En tant que Chilford, Essiedu est extraordinaire. Sa physicalité est pleinement réalisée dès qu'il entre, dos droit, bras serrés strictement contre ses côtés - même ses pieds sont soigneusement placés ensemble quand il est immobile. Entre les mains d'un acteur moins talentueux, Chilford pourrait facilement devenir le méchant de la pièce, mais Essiedu incarne un homme conflictuel et complexe, pris entre les pressions de l'aspiration et de l'attente. En tant que chancelier associé, Ivanno Jeremiah présente également un portrait multifacette d'un personnage difficile à apprécier avec une clarté vocale fantastique.
La distribution de La Convertie. Photo : Marc Brenner
Letitia Wright utilise également une incroyable physicalité lorsqu'elle se transforme de Jekesai en Esther, de membre lâche et expressif à droit et immobile. Un talent remarquable, Wright semble totalement à l'aise sur scène, et même immobile attire l'attention du public. En tant que Prudence instruite, Luyanda Unati Lewis-Nyawo est rien de moins qu'extraordinaire. Une performance complexe et nuancée, Lewis-Nyawo incarne tant de niveaux de douleur et de rage maîtrisée. Comme Chilford, elle est involontairement prise entre deux mondes, encore jamais suffisamment d'un côté pour être acceptée. Prudence est un rôle incroyable, et Lewis-Nyawo vole presque la scène chaque fois qu'elle apparaît, à travers une fureur muette et bouillante et un humour acide.

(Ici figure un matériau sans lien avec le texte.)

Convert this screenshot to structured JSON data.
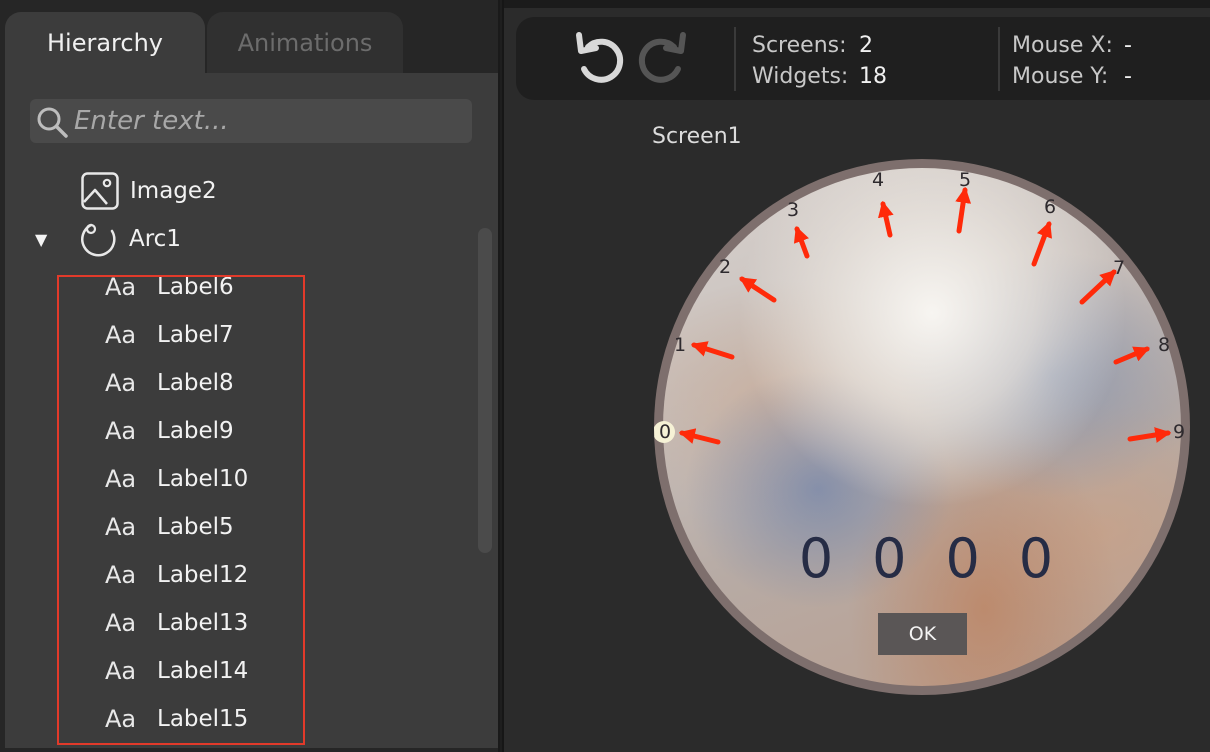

Il est rare de tomber sur une distribution où tous, sans exception, sont incroyables - pas de maillon faible ni de faux pas entre eux. Wright et Essiedu sont tous deux extraordinaires, mais tous leurs collègues acteurs le sont aussi. Pamela Nomvete, Rudolphe Mdlongwa et Jude Akuwudike sont également extrêmement puissants en tant que parents de Jekesai essayant de résister à sa conversion.
Une combinaison exceptionnelle d'interprétation de haute qualité et d'écriture palpitante, résultant en une pièce de théâtre stupéfiante. Je ne pourrais pas trouver de défauts même si je le voulais. Cinq étoiles, et amplement méritées - c'est le genre de théâtre dont Londres a besoin.